The Kintzler and Epstein leak denial

A day after was traded to Chicago, Kintzler went on a D.C.-area radio show to say that he had never spoken to Jeff Passan so he couldn’t be the leak.

Theo Epstein also went on the radio to refute that story, telling Chicago’s ESPN 1000, saying that Passan called him directly to deny that was who he got the information from as well. According to Epstein,

“Unsolicited, Passan called me this morning to tell me he’s never spoken to or communicated with Brandon Kintzler in his life. So that was clearly a false report, and we knew it was a false report because it wouldn’t be in character with the reputation that Brandon has.

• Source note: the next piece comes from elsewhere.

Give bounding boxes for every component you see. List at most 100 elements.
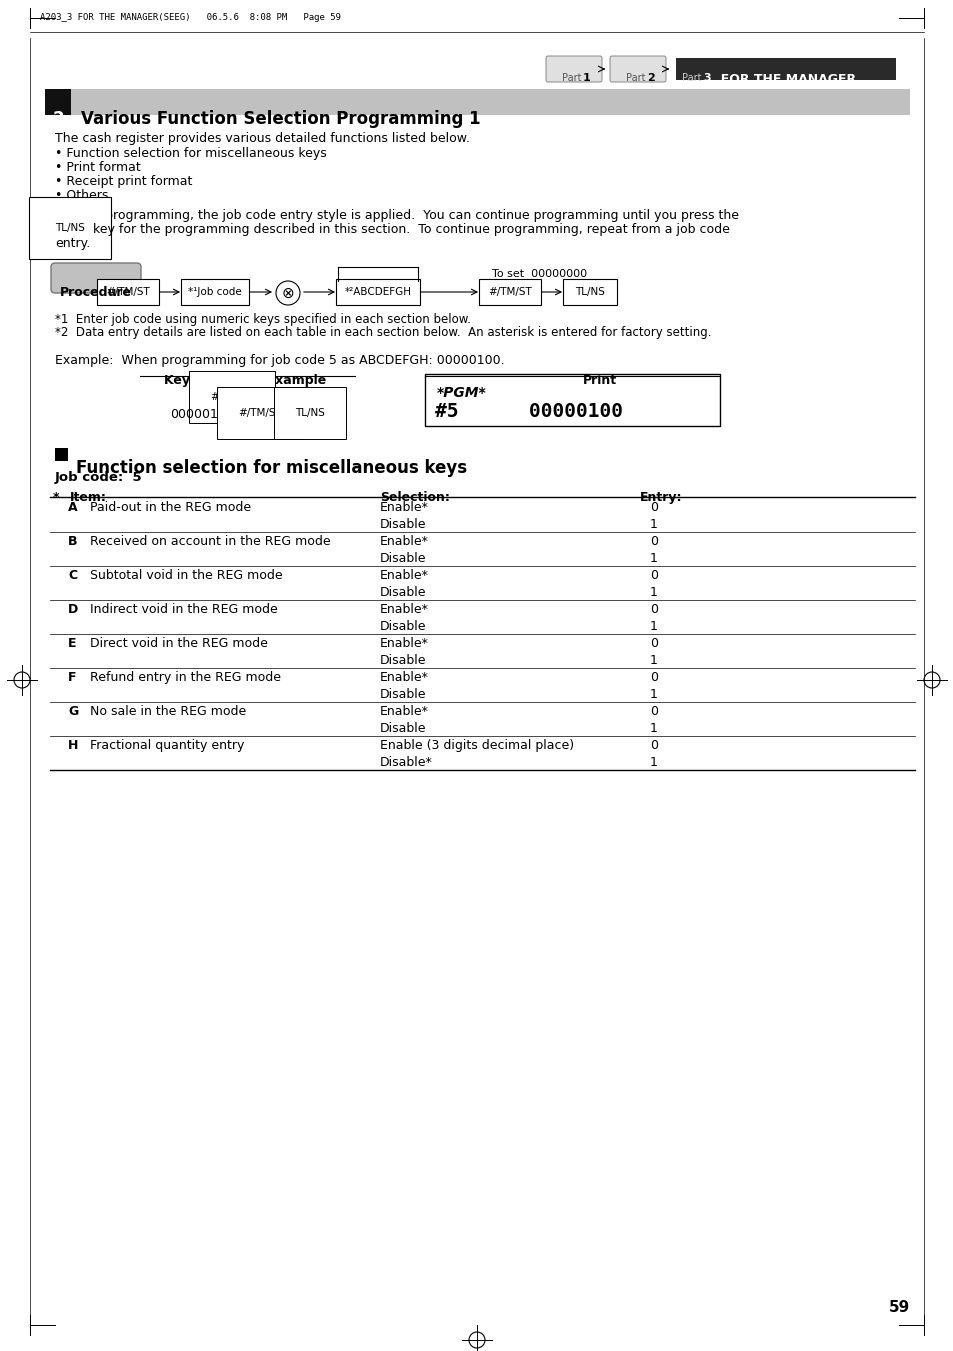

“We do our due diligence obviously when we acquire players, and we spoke to a number of teammates who shared the clubhouse with him over the years, and everyone fells strongly that he’s a big positive in the clubhouse. He’s a bright guy who cares about his teammates, who is easy to talk to. He cares, he takes the ball. So he should do nothing but enhance our culture. We’re happy to have him.”

Epstein is no stranger to leak controversies (see: Boston media’s relationship with the Red Sox for most of this century) so it’s a little funny that he’s once again embroiled in one, at least tangentially. It’s good of him to throw a little shade at the Nationals’ choice to trade him with the “everyone fells strongly that he’s a big positive in the clubhouse” line.

Open letter from the owners

On Wednesday afternoon, Nationals owner Mark Lerner posted an open letter to fans via Medium that explained nothing of the past week’s moves, read as generic owners-promising-fans-El Dorado BS, and ended with a vague,

Our goal has not changed — we want to bring a World Series trophy to Washington, D.C.

That’s what our fans rightly expect. And that’s what my family expects.

So in short, everything is fine and clear and we know all the details and this clubhouse is peachy. Not to worry Nats fans, the team is right on track to once again lose in the first round of the postseason. They will not fall short of the norm.